第六夜 ③
☆
「いやー…驚き過ぎだろ…」
呆れたような遠い目をしながらアイザックは紙パックにストローを刺していちごミルクを飲んでいる。その隣で顔を埋めて座っているのがエラ。
「忘れて…」
自分以外にも転生者がいたことに驚いたエラは声がひっくり返る程驚愕の声で叫んだ。それが恥ずかしくなってきた所だ。
…だけど、これは朗報…よね。
「…それで、アイザック」
「ん?」
「私に話があって来たのよね?話してくれない?転生者かどうかの確認だけ…じゃないわよね」
エラは彼の目的を確認する。
「ああ、話が早いな、あんた。
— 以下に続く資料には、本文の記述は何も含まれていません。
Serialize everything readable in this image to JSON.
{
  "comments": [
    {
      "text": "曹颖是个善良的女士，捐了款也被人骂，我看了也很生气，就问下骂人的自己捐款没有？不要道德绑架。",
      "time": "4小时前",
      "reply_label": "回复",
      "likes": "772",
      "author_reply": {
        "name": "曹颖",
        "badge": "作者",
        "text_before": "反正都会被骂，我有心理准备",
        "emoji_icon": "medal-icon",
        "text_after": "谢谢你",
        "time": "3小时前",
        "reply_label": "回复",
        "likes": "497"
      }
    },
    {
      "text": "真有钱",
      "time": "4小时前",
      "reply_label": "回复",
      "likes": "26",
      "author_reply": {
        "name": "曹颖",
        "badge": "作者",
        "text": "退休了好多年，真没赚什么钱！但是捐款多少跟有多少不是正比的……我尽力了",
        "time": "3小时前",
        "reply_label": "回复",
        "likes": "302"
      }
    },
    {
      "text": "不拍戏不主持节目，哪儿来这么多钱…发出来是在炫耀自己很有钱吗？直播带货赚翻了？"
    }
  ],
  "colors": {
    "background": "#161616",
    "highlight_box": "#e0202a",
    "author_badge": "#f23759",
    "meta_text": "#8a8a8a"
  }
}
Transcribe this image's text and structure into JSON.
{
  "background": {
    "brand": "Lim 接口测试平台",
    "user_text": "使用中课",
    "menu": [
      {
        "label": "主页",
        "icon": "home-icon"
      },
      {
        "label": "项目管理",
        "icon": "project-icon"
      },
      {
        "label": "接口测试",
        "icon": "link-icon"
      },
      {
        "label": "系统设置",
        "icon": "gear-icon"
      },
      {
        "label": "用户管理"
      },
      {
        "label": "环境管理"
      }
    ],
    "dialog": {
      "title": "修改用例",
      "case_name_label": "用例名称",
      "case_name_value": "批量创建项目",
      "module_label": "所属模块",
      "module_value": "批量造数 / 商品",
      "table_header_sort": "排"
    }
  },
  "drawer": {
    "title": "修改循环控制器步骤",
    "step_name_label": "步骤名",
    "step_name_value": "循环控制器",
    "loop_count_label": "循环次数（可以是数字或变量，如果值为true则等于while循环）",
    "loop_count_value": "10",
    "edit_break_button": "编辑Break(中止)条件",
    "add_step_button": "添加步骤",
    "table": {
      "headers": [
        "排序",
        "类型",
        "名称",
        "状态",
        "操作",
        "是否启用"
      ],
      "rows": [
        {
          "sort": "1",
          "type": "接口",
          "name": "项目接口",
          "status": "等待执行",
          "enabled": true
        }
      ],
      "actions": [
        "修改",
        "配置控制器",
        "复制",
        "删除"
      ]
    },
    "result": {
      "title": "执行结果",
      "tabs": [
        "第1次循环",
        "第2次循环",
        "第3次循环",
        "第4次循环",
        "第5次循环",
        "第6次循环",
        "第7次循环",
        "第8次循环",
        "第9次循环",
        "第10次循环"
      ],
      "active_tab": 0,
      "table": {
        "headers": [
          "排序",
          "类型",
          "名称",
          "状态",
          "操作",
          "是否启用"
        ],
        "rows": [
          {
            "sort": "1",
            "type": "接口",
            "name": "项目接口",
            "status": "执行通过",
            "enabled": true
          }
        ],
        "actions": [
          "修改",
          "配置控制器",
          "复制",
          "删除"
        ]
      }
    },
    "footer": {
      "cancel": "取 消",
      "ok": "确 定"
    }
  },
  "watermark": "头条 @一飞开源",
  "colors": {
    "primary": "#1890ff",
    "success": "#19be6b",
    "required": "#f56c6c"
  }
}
俺は橘誠、十九歳。あんたは?」
「私は秋葉紗夜、二十二歳だったわ」
「じゃあお互いに大学生だったわけだ。まぁ、ややこしいからこっちの名前で呼ぶぞ。…さて、エラ。俺がここに来たのは他でもない。転生者同士の記憶の擦り合わせだ」
「擦り合わせ…?確かに、可能なら有り難いわ。…何せエラの記憶は朧気で…」
「なるほどな。じゃあ、まずはゲームのシナリオのことだな。この時間軸が六週目だってことは…」
「判ってるわ。…ここがエラにとって最も最悪なシナリオだってこともね」
エラは三角座りをしながら遠い目をした。そんな彼女と隣に座るアイザックは記憶の擦り合わせという事でお互いの持っている情報を共有する。
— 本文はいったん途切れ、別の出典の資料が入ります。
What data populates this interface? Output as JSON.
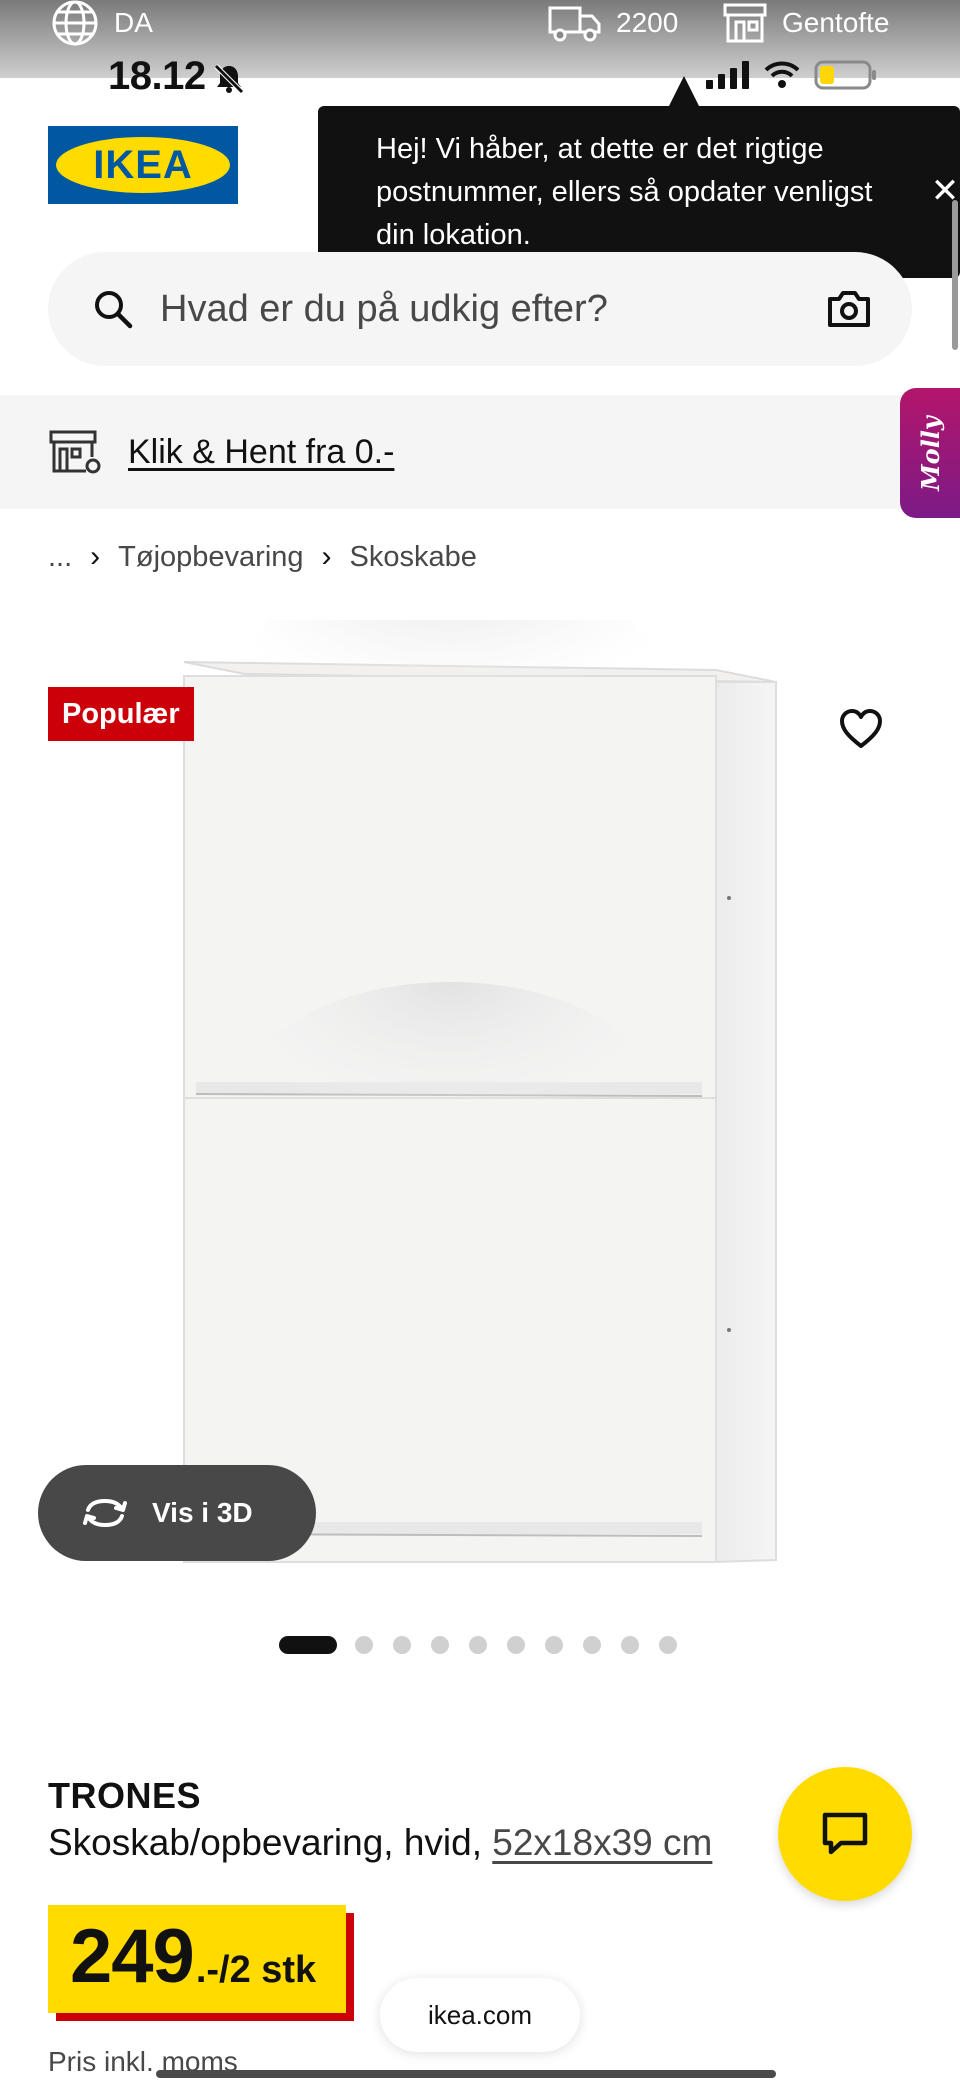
{
  "top_bar": {
    "language": "DA",
    "postal_code": "2200",
    "store": "Gentofte"
  },
  "status_bar": {
    "time": "18.12"
  },
  "brand": {
    "logo_text": "IKEA",
    "blue": "#0058a3",
    "yellow": "#ffdb00"
  },
  "tooltip": {
    "message": "Hej! Vi håber, at dette er det rigtige postnummer, ellers så opdater venligst din lokation.",
    "close": "✕"
  },
  "search": {
    "placeholder": "Hvad er du på udkig efter?"
  },
  "click_collect": {
    "label": "Klik & Hent fra 0.-"
  },
  "molly": {
    "label": "Molly"
  },
  "breadcrumb": {
    "items": [
      "...",
      "Tøjopbevaring",
      "Skoskabe"
    ]
  },
  "product": {
    "badge": "Populær",
    "view_3d": "Vis i 3D",
    "image_count": 10,
    "active_image": 1,
    "name": "TRONES",
    "description": "Skoskab/opbevaring, hvid,",
    "dimensions": "52x18x39 cm",
    "price": "249",
    "price_suffix": ".-/2 stk",
    "price_note": "Pris inkl. moms"
  },
  "browser": {
    "url_pill": "ikea.com"
  },
  "colors": {
    "price_red": "#cc0008",
    "badge_red": "#cc0008",
    "molly_gradient": [
      "#b3166c",
      "#7c1a86"
    ]
  }
}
第一にこの世界が乙女ゲーム「魔法学園 時のノクターン」の舞台であること、そして既に主人公と隠しキャラを含めた殆どの攻略キャラクターが出揃っていること、この世界線がイオニコフルートであること。この三つは確認出来た。これらの中でエラが驚いたのは通常攻略対象のうちキース、イドラの他に二人の攻略対象キャラクターとリチアが接触していたことについてだった。原作と違いなるべくリチアとの接触を避けていたので知る由もなかった言えばいいか。同級生二人以外で既に接触があったのは後輩と先輩という立ち位置にあたる。
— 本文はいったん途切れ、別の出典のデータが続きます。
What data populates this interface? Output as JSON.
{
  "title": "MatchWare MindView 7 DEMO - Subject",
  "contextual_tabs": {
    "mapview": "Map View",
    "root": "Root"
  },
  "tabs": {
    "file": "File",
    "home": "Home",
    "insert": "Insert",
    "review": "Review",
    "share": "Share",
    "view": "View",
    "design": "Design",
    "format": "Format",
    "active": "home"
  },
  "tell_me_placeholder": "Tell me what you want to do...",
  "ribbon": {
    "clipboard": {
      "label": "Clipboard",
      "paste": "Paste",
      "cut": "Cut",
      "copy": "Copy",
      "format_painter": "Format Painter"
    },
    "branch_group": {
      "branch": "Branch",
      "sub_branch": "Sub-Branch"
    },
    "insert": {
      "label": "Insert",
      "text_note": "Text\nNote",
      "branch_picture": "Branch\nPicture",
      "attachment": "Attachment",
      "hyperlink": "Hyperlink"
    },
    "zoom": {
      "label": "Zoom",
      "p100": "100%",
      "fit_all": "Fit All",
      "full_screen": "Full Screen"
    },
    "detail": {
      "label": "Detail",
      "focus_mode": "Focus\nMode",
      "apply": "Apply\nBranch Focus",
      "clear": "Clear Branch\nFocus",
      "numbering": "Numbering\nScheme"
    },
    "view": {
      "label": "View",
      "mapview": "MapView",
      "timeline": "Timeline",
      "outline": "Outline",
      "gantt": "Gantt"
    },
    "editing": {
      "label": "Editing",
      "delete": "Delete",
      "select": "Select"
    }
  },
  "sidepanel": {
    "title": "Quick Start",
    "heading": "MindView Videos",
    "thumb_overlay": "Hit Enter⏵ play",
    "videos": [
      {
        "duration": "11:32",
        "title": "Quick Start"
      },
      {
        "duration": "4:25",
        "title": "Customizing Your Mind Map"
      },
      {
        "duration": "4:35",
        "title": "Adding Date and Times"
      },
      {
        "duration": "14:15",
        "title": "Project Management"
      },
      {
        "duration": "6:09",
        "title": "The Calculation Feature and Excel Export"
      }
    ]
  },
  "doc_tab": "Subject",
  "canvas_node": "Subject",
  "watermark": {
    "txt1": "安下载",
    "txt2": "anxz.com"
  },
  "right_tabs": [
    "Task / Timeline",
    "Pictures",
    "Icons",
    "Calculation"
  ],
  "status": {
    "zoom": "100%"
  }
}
「聖女様が既に接触したのは後輩のエミーユ・ミッドナイルと先輩で生徒会書記のギザイア・メイクス、この二人だ。もう一人残ってるローレンは教育実習生だから登場は夏休み明けだな」
「そう…エミーユとギザイア…確か、ギザイアの方はイベントにエラが絡むことはほとんど無かったわね。というか面白いくらいに入れ違いだったはず」
「ああそうだ。エミーユは度々聖女様の教室に顔出すはずだから…好感度次第でエラとの接触は有り得そうだな」
「そうね…。確か…エミーユって正体が天使族って話じゃなかった?まぁ個人ルートでハッピーエンドにいかない限り知ることのない設定だったと思うのだけど」
「だな。エミーユが天使族でイオニコフはエルフだった。そんでギザイアが…竜人族…だったはずだ。まぁ、ファンタジーあるあるだよな、この設定」
「そうねぇ。どれもあるあるよね。プレイしてるときから思ってたことだけど、時ノクってなんか個人ルートで判る裏設定みたいなの多くない?しかもどれも取って付けたようなさぁ。って…貴方男よね?プレイしてたの?」
ここまで色々と話しておきながらエラは訝しげな目でアイザックの顔を見る。その視線にアイザックは肩を竦めた。
「おいおい…男でも乙女ゲームくらいするだろ今時。女だって男主人公の恋愛ゲームするだろ?同じことだぞ。ちなみに言うと俺は全スチル回収済みだ」
ニヤリと自慢げに笑って見せる。エラは目を丸くしてからアイザックのドヤ顔を見てクスクスと笑う。
…まさか、この世界でこんな風に笑えるなんて…。安心して話せる相手も…。
「…頼もしいわね。…じゃあ、シナリオは覚えてる?ここはイオニコフルートだというのはさっきも話したけど、さらに言うとこの世界、最も最悪なルートに入ってるぽいとも…」
エラが遠い目をしながらぼやいた。